The South Carolina Supreme Court ruled on April 28, 2003 that no unconstitutional "taking" occurred when the SC Coastal Council [now the South Carolina Department of Health and Environmental Control’s Office of Ocean and Coastal Resource Management (OCRM)] denied a permit to build a bulkhead and fill tidelands on what had earlier been two residential lots at Cherry Grove in North Myrtle Beach.

The South Carolina Coastal Conservation League, Sierra Club, National Wildlife Federation, South Carolina Wildlife Federation, and the League of Women Voters of Georgetown County had filed Amicus briefs in the case, urging this result.

The Coastal Council denied the permit, citing regulations prohibiting filling of critical area wetlands for residential development. The state trial court upheld the denial of the permit, but ruled that the permit denial had "taken" McQueen's lots, and ordered the agency to pay McQueen current market value of the lots. The SC Court of Appeals affirmed this ruling in 1998.

The SC Supreme Court reversed the trial court and Court of Appeals decisions in 2000, stating that McQueen's neglect of his property demonstrated that he had no reasonable investment backed expectations as to development of the lots. In 2001, the US Supreme Court vacated the SC Supreme Court's ruling, without addressing the merits of the case, and remanded the case to the SC Supreme Court for reconsideration in light of the 2001 case of Palazzollo v. Rhode Island.

"Any taking McQueen suffered is not a taking effected by the State regulation but by the forces of nature ...". We should all keep in mind this remark by our state Supreme Court, which is likely to become more and more relevant in the future.
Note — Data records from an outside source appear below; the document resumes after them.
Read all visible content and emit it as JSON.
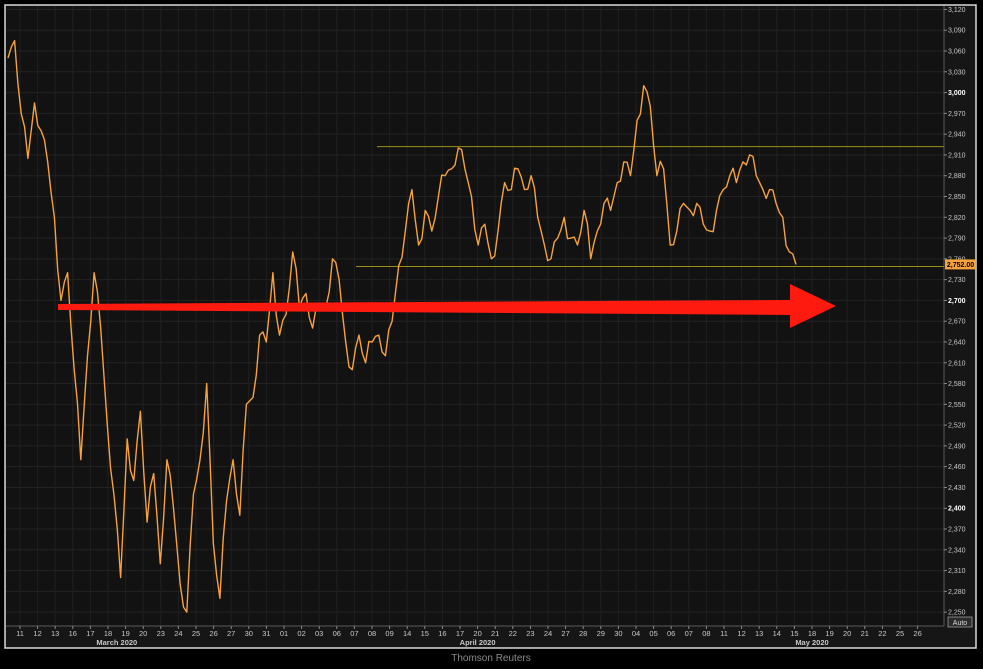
{
  "chart_data": {
    "type": "line",
    "title": "",
    "xlabel": "",
    "ylabel": "",
    "ylim": [
      2230,
      3125
    ],
    "y_ticks": [
      2250,
      2280,
      2310,
      2340,
      2370,
      2400,
      2430,
      2460,
      2490,
      2520,
      2550,
      2580,
      2610,
      2640,
      2670,
      2700,
      2730,
      2760,
      2790,
      2820,
      2850,
      2880,
      2910,
      2940,
      2970,
      3000,
      3030,
      3060,
      3090,
      3120
    ],
    "y_tick_labels": [
      "2,250",
      "2,280",
      "2,310",
      "2,340",
      "2,370",
      "2,400",
      "2,430",
      "2,460",
      "2,490",
      "2,520",
      "2,550",
      "2,580",
      "2,610",
      "2,640",
      "2,670",
      "2,700",
      "2,730",
      "2,760",
      "2,790",
      "2,820",
      "2,850",
      "2,880",
      "2,910",
      "2,940",
      "2,970",
      "3,000",
      "3,030",
      "3,060",
      "3,090",
      "3,120"
    ],
    "y_bold_ticks": [
      "2,400",
      "2,700",
      "3,000"
    ],
    "x_tick_labels": [
      "11",
      "12",
      "13",
      "16",
      "17",
      "18",
      "19",
      "20",
      "23",
      "24",
      "25",
      "26",
      "27",
      "30",
      "31",
      "01",
      "02",
      "03",
      "06",
      "07",
      "08",
      "09",
      "14",
      "15",
      "16",
      "17",
      "20",
      "21",
      "22",
      "23",
      "24",
      "27",
      "28",
      "29",
      "30",
      "04",
      "05",
      "06",
      "07",
      "08",
      "11",
      "12",
      "13",
      "14",
      "15",
      "18",
      "19",
      "20",
      "21",
      "22",
      "25",
      "26"
    ],
    "month_labels": [
      "March 2020",
      "April 2020",
      "May 2020"
    ],
    "series": [
      {
        "color": "#f7a23a",
        "points": [
          [
            0,
            3050
          ],
          [
            1,
            3075
          ],
          [
            2,
            2970
          ],
          [
            3,
            2905
          ],
          [
            4,
            2985
          ],
          [
            5,
            2945
          ],
          [
            6,
            2900
          ],
          [
            7,
            2820
          ],
          [
            8,
            2700
          ],
          [
            9,
            2740
          ],
          [
            10,
            2600
          ],
          [
            11,
            2470
          ],
          [
            12,
            2620
          ],
          [
            13,
            2740
          ],
          [
            14,
            2660
          ],
          [
            15,
            2520
          ],
          [
            16,
            2420
          ],
          [
            17,
            2300
          ],
          [
            18,
            2500
          ],
          [
            19,
            2440
          ],
          [
            20,
            2540
          ],
          [
            21,
            2380
          ],
          [
            22,
            2450
          ],
          [
            23,
            2320
          ],
          [
            24,
            2470
          ],
          [
            25,
            2400
          ],
          [
            26,
            2290
          ],
          [
            27,
            2250
          ],
          [
            28,
            2420
          ],
          [
            29,
            2470
          ],
          [
            30,
            2580
          ],
          [
            31,
            2350
          ],
          [
            32,
            2270
          ],
          [
            33,
            2410
          ],
          [
            34,
            2470
          ],
          [
            35,
            2390
          ],
          [
            36,
            2550
          ],
          [
            37,
            2560
          ],
          [
            38,
            2650
          ],
          [
            39,
            2640
          ],
          [
            40,
            2740
          ],
          [
            41,
            2650
          ],
          [
            42,
            2680
          ],
          [
            43,
            2770
          ],
          [
            44,
            2690
          ],
          [
            45,
            2710
          ],
          [
            46,
            2660
          ],
          [
            47,
            2690
          ],
          [
            48,
            2690
          ],
          [
            49,
            2760
          ],
          [
            50,
            2730
          ],
          [
            51,
            2640
          ],
          [
            52,
            2600
          ],
          [
            53,
            2650
          ],
          [
            54,
            2610
          ],
          [
            55,
            2640
          ],
          [
            56,
            2650
          ],
          [
            57,
            2620
          ],
          [
            58,
            2670
          ],
          [
            59,
            2750
          ],
          [
            60,
            2800
          ],
          [
            61,
            2860
          ],
          [
            62,
            2780
          ],
          [
            63,
            2830
          ],
          [
            64,
            2800
          ],
          [
            65,
            2850
          ],
          [
            66,
            2880
          ],
          [
            67,
            2890
          ],
          [
            68,
            2920
          ],
          [
            69,
            2890
          ],
          [
            70,
            2850
          ],
          [
            71,
            2780
          ],
          [
            72,
            2810
          ],
          [
            73,
            2760
          ],
          [
            74,
            2800
          ],
          [
            75,
            2870
          ],
          [
            76,
            2860
          ],
          [
            77,
            2890
          ],
          [
            78,
            2860
          ],
          [
            79,
            2880
          ],
          [
            80,
            2820
          ],
          [
            81,
            2780
          ],
          [
            82,
            2760
          ],
          [
            83,
            2790
          ],
          [
            84,
            2820
          ],
          [
            85,
            2790
          ],
          [
            86,
            2780
          ],
          [
            87,
            2830
          ],
          [
            88,
            2760
          ],
          [
            89,
            2800
          ],
          [
            90,
            2840
          ],
          [
            91,
            2830
          ],
          [
            92,
            2870
          ],
          [
            93,
            2900
          ],
          [
            94,
            2880
          ],
          [
            95,
            2960
          ],
          [
            96,
            3010
          ],
          [
            97,
            2980
          ],
          [
            98,
            2880
          ],
          [
            99,
            2890
          ],
          [
            100,
            2780
          ],
          [
            101,
            2800
          ],
          [
            102,
            2840
          ],
          [
            103,
            2830
          ],
          [
            104,
            2840
          ],
          [
            105,
            2810
          ],
          [
            106,
            2800
          ],
          [
            107,
            2830
          ],
          [
            108,
            2860
          ],
          [
            109,
            2880
          ],
          [
            110,
            2870
          ],
          [
            111,
            2900
          ],
          [
            112,
            2910
          ],
          [
            113,
            2880
          ],
          [
            114,
            2860
          ],
          [
            115,
            2860
          ],
          [
            116,
            2840
          ],
          [
            117,
            2820
          ],
          [
            118,
            2770
          ],
          [
            119,
            2752
          ]
        ]
      }
    ],
    "horizontal_lines": [
      {
        "y": 2922,
        "color": "#9a8f1e"
      },
      {
        "y": 2749,
        "color": "#9a8f1e"
      }
    ],
    "annotation_arrow": {
      "from": [
        11,
        2692
      ],
      "to": [
        163,
        2692
      ],
      "color": "#ff1a10"
    },
    "last_value_label": "2,752.00",
    "last_value": 2752.0,
    "grid": true
  },
  "chart_ui": {
    "auto_button": "Auto",
    "credit": "Thomson Reuters"
  }
}
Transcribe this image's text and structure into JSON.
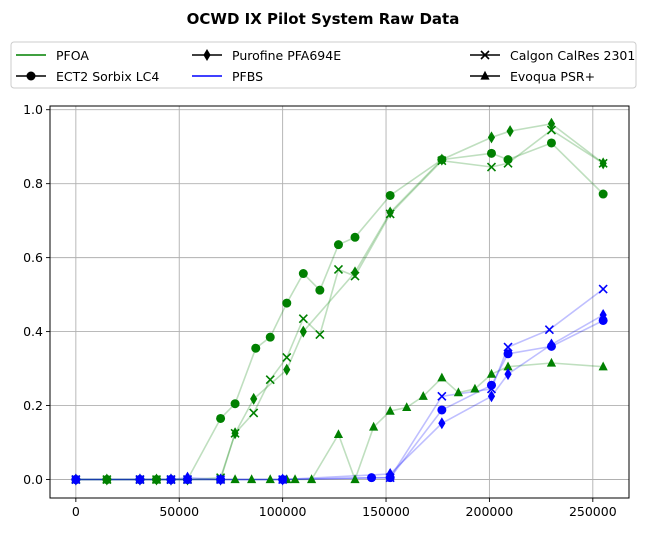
{
  "chart_data": {
    "type": "scatter",
    "title": "OCWD IX Pilot System Raw Data",
    "xlabel": "",
    "ylabel": "",
    "xlim": [
      -12500,
      267500
    ],
    "ylim": [
      -0.05,
      1.01
    ],
    "xticks": [
      0,
      50000,
      100000,
      150000,
      200000,
      250000
    ],
    "xtick_labels": [
      "0",
      "50000",
      "100000",
      "150000",
      "200000",
      "250000"
    ],
    "yticks": [
      0.0,
      0.2,
      0.4,
      0.6,
      0.8,
      1.0
    ],
    "ytick_labels": [
      "0.0",
      "0.2",
      "0.4",
      "0.6",
      "0.8",
      "1.0"
    ],
    "grid": true,
    "legend_position": "above plot",
    "legend": [
      {
        "label": "PFOA",
        "kind": "line",
        "color": "#008000"
      },
      {
        "label": "ECT2 Sorbix LC4",
        "kind": "marker",
        "marker": "circle"
      },
      {
        "label": "Purofine PFA694E",
        "kind": "marker",
        "marker": "thin_diamond"
      },
      {
        "label": "PFBS",
        "kind": "line",
        "color": "#0000ff"
      },
      {
        "label": "Calgon CalRes 2301",
        "kind": "marker",
        "marker": "x"
      },
      {
        "label": "Evoqua PSR+",
        "kind": "marker",
        "marker": "triangle"
      }
    ],
    "series": [
      {
        "contaminant": "PFOA",
        "media": "ECT2 Sorbix LC4",
        "color": "#008000",
        "marker": "circle",
        "x": [
          0,
          15000,
          31000,
          39000,
          46000,
          54000,
          70000,
          77000,
          87000,
          94000,
          102000,
          110000,
          118000,
          127000,
          135000,
          152000,
          177000,
          201000,
          209000,
          230000,
          255000
        ],
        "y": [
          0,
          0,
          0,
          0,
          0,
          0,
          0.165,
          0.205,
          0.355,
          0.385,
          0.477,
          0.557,
          0.512,
          0.635,
          0.655,
          0.768,
          0.865,
          0.882,
          0.865,
          0.91,
          0.772
        ]
      },
      {
        "contaminant": "PFOA",
        "media": "Calgon CalRes 2301",
        "color": "#008000",
        "marker": "x",
        "x": [
          0,
          15000,
          31000,
          39000,
          46000,
          54000,
          70000,
          77000,
          86000,
          94000,
          102000,
          110000,
          118000,
          127000,
          135000,
          152000,
          177000,
          201000,
          209000,
          230000,
          255000
        ],
        "y": [
          0,
          0,
          0,
          0,
          0,
          0,
          0.005,
          0.125,
          0.18,
          0.27,
          0.33,
          0.435,
          0.392,
          0.568,
          0.55,
          0.718,
          0.862,
          0.845,
          0.855,
          0.945,
          0.855
        ]
      },
      {
        "contaminant": "PFOA",
        "media": "Purofine PFA694E",
        "color": "#008000",
        "marker": "thin_diamond",
        "x": [
          0,
          15000,
          31000,
          39000,
          46000,
          54000,
          70000,
          77000,
          86000,
          102000,
          110000,
          135000,
          152000,
          177000,
          201000,
          210000,
          230000,
          255000
        ],
        "y": [
          0,
          0,
          0,
          0,
          0,
          0,
          0,
          0.125,
          0.218,
          0.297,
          0.4,
          0.56,
          0.722,
          0.865,
          0.925,
          0.942,
          0.962,
          0.855
        ]
      },
      {
        "contaminant": "PFOA",
        "media": "Evoqua PSR+",
        "color": "#008000",
        "marker": "triangle",
        "x": [
          0,
          15000,
          31000,
          39000,
          46000,
          54000,
          70000,
          77000,
          85000,
          94000,
          102000,
          106000,
          114000,
          127000,
          135000,
          144000,
          152000,
          160000,
          168000,
          177000,
          185000,
          193000,
          201000,
          209000,
          230000,
          255000
        ],
        "y": [
          0,
          0,
          0,
          0,
          0,
          0,
          0,
          0,
          0,
          0,
          0,
          0,
          0,
          0.122,
          0,
          0.142,
          0.185,
          0.195,
          0.225,
          0.275,
          0.235,
          0.245,
          0.285,
          0.305,
          0.315,
          0.305
        ]
      },
      {
        "contaminant": "PFBS",
        "media": "ECT2 Sorbix LC4",
        "color": "#0000ff",
        "marker": "circle",
        "x": [
          0,
          31000,
          46000,
          54000,
          70000,
          100000,
          143000,
          152000,
          177000,
          201000,
          209000,
          230000,
          255000
        ],
        "y": [
          0,
          0,
          0,
          0,
          0,
          0,
          0.005,
          0.005,
          0.188,
          0.255,
          0.34,
          0.36,
          0.43
        ]
      },
      {
        "contaminant": "PFBS",
        "media": "Calgon CalRes 2301",
        "color": "#0000ff",
        "marker": "x",
        "x": [
          0,
          31000,
          46000,
          54000,
          70000,
          100000,
          152000,
          177000,
          201000,
          209000,
          229000,
          255000
        ],
        "y": [
          0,
          0,
          0,
          0,
          0,
          0,
          0.005,
          0.225,
          0.245,
          0.358,
          0.405,
          0.515
        ]
      },
      {
        "contaminant": "PFBS",
        "media": "Purofine PFA694E",
        "color": "#0000ff",
        "marker": "thin_diamond",
        "x": [
          0,
          31000,
          46000,
          54000,
          70000,
          100000,
          152000,
          177000,
          201000,
          209000,
          230000,
          255000
        ],
        "y": [
          0,
          0,
          0,
          0.005,
          0,
          0,
          0.015,
          0.152,
          0.225,
          0.285,
          0.365,
          0.445
        ]
      }
    ]
  }
}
The 2003 ruling maintains the same result as the 2000 ruling, but on different grounds, stating that the public trust doctrine places "a restriction on McQueen's property rights inherent in the ownership of property bordering tidal water." The Court also said "Significantly, under South Carolina law, wetlands created by the encroachment of navigable tidal water belong to the State... The tidelands included on McQueen's lots are public trust property subject to the control of the State. McQueen's ownership rights do not include the right to backfill or place bulkheads on public trust land and the State need not compensate him for the denial of permits to do what he cannot otherwise do... Any taking McQueen suffered is not a taking effected by State regulation but by the forces of nature and McQueen's own lack of vigilance in protecting his property."

This ruling was a critically important affirmation of public trust rights and of OCRM's regulatory authority, not to mention the ever needed reminder that the ecological reality shaping public trust property set limits for development and economic activity, rather than the other way around.